L’Halloween et la découverte du masque
Enfant, on se déguise pour une des premières fois à l’Halloween. Nos parents nous habillent et trouvent ça bien marrant de nous voir nous enfarger dans notre queue de lion ou nous gratter la crinière de licorne. On enfile un masque pour la première fois.
Puis, on fête l’Halloween avec notre cœur d’enfant jusqu’à l’adolescence. On arrête le porte-à-porte quand les adultes qui nous ouvrent, garrochent des bonbons dans notre sac avec un look de : «Tu ne trouves pas que t’exagères là ? Tu passes pu l’Halloween, tu quêtes du chocolat.»

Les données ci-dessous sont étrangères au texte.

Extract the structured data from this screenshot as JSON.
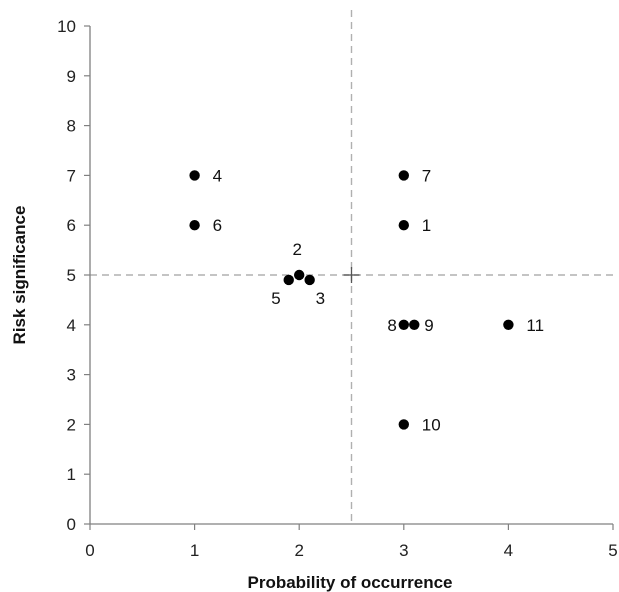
{
  "chart_data": {
    "type": "scatter",
    "xlabel": "Probability of occurrence",
    "ylabel": "Risk significance",
    "xlim": [
      0,
      5
    ],
    "ylim": [
      0,
      10
    ],
    "x_ticks": [
      "0",
      "1",
      "2",
      "3",
      "4",
      "5"
    ],
    "y_ticks": [
      "0",
      "1",
      "2",
      "3",
      "4",
      "5",
      "6",
      "7",
      "8",
      "9",
      "10"
    ],
    "grid": false,
    "reference_lines": {
      "x": 2.5,
      "y": 5,
      "style": "dashed"
    },
    "center_marker": {
      "x": 2.5,
      "y": 5,
      "shape": "plus"
    },
    "marker_color": "#000000",
    "reference_line_color": "#b0b0b0",
    "points": [
      {
        "label": "1",
        "x": 3.0,
        "y": 6.0
      },
      {
        "label": "2",
        "x": 2.0,
        "y": 5.0
      },
      {
        "label": "3",
        "x": 2.1,
        "y": 4.9
      },
      {
        "label": "4",
        "x": 1.0,
        "y": 7.0
      },
      {
        "label": "5",
        "x": 1.9,
        "y": 4.9
      },
      {
        "label": "6",
        "x": 1.0,
        "y": 6.0
      },
      {
        "label": "7",
        "x": 3.0,
        "y": 7.0
      },
      {
        "label": "8",
        "x": 3.0,
        "y": 4.0
      },
      {
        "label": "9",
        "x": 3.1,
        "y": 4.0
      },
      {
        "label": "10",
        "x": 3.0,
        "y": 2.0
      },
      {
        "label": "11",
        "x": 4.0,
        "y": 4.0
      }
    ]
  }
}
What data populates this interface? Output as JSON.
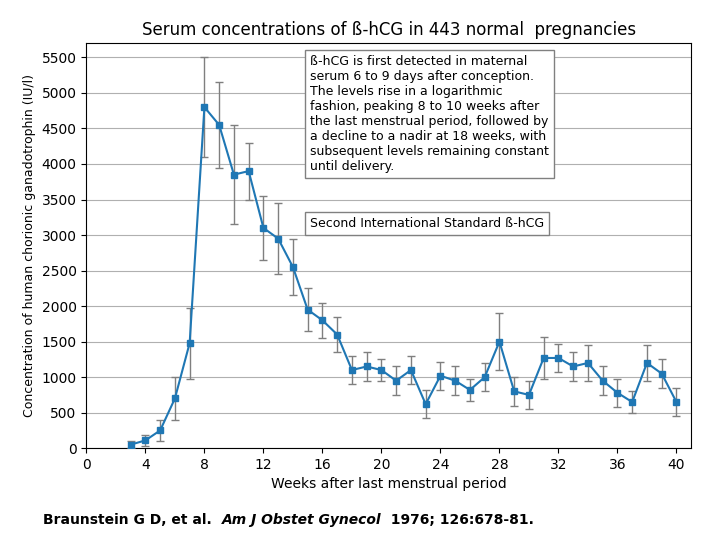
{
  "chart_data": {
    "type": "line",
    "title": "Serum concentrations of ß-hCG in 443 normal  pregnancies",
    "xlabel": "Weeks after last menstrual period",
    "ylabel": "Concentration of human chorionic ganadotrophin (IU/l)",
    "annotations": [
      "ß-hCG is first detected in maternal\nserum 6 to 9 days after conception.\nThe levels rise in a logarithmic\nfashion, peaking 8 to 10 weeks after\nthe last menstrual period, followed by\na decline to a nadir at 18 weeks, with\nsubsequent levels remaining constant\nuntil delivery.",
      "Second International Standard ß-hCG"
    ],
    "citation": [
      "Braunstein G D, et al.  ",
      "Am J Obstet Gynecol",
      "  1976; 126:678-81."
    ],
    "x": [
      3,
      4,
      5,
      6,
      7,
      8,
      9,
      10,
      11,
      12,
      13,
      14,
      15,
      16,
      17,
      18,
      19,
      20,
      21,
      22,
      23,
      24,
      25,
      26,
      27,
      28,
      29,
      30,
      31,
      32,
      33,
      34,
      35,
      36,
      37,
      38,
      39,
      40
    ],
    "values": [
      50,
      110,
      250,
      700,
      1480,
      4800,
      4550,
      3850,
      3900,
      3100,
      2950,
      2550,
      1950,
      1800,
      1600,
      1100,
      1150,
      1100,
      950,
      1100,
      620,
      1020,
      950,
      820,
      1000,
      1500,
      800,
      750,
      1270,
      1270,
      1150,
      1200,
      950,
      780,
      650,
      1200,
      1050,
      650
    ],
    "error": [
      50,
      80,
      150,
      300,
      500,
      700,
      600,
      700,
      400,
      450,
      500,
      400,
      300,
      250,
      250,
      200,
      200,
      150,
      200,
      200,
      200,
      200,
      200,
      150,
      200,
      400,
      200,
      200,
      300,
      200,
      200,
      250,
      200,
      200,
      150,
      250,
      200,
      200
    ],
    "marker": "square",
    "xlim": [
      0,
      41
    ],
    "ylim": [
      0,
      5700
    ],
    "xticks": [
      0,
      4,
      8,
      12,
      16,
      20,
      24,
      28,
      32,
      36,
      40
    ],
    "yticks": [
      0,
      500,
      1000,
      1500,
      2000,
      2500,
      3000,
      3500,
      4000,
      4500,
      5000,
      5500
    ],
    "grid": "y"
  }
}
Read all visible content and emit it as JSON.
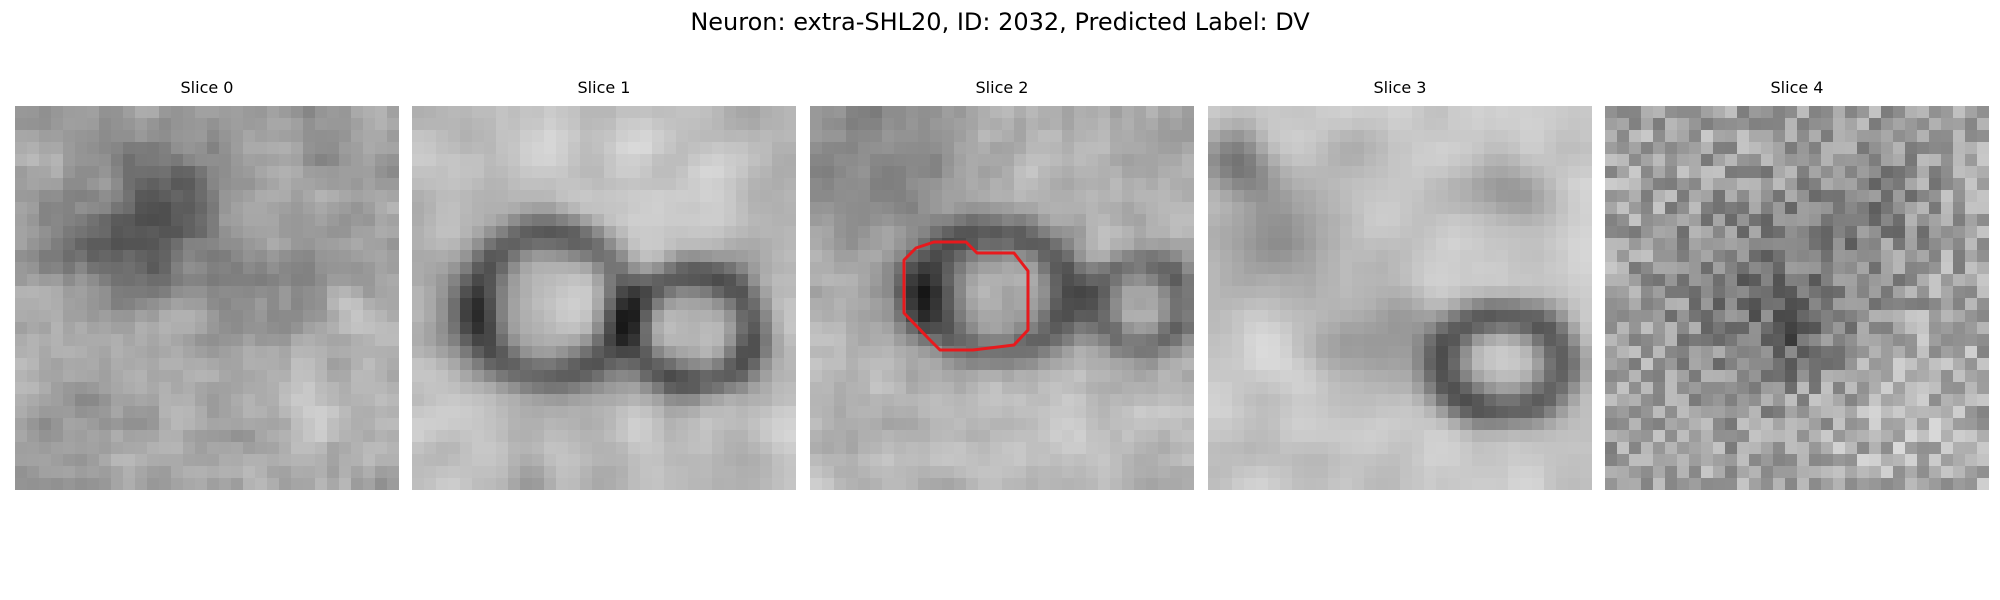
{
  "figure": {
    "title": "Neuron: extra-SHL20, ID: 2032, Predicted Label: DV"
  },
  "panels": [
    {
      "title": "Slice 0"
    },
    {
      "title": "Slice 1"
    },
    {
      "title": "Slice 2",
      "outline_color": "#e8191d"
    },
    {
      "title": "Slice 3"
    },
    {
      "title": "Slice 4"
    }
  ],
  "colors": {
    "outline": "#e8191d"
  }
}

Quand tu empruntes la voiture de tes parents pour aller passer l’Halloween dans un quartier plus riche, afin d’avoir des bonbons de qualité; prends ta paye de gardiennage ou de camelot et va t’acheter ce que tu veux ! Get it, c’est fini !
Mais le masque, lui, en vieillissant, il ne disparaît jamais. On le garde. Il devient un bouclier, une sécurité qui nous aide à passer les différentes étapes de la vie.
Maman avait raison
Étant petite, je me souviens avoir vu une dame corpulente au Dairy Queen et avoir dit haut et fort : «Maman, il me semble que cette madame là ne devrait pas manger de crème glacée.» ERREUR. Je l’ai vite appris, je n’avais pas le droit de dire cela. C’est socialement inacceptable. Une chance.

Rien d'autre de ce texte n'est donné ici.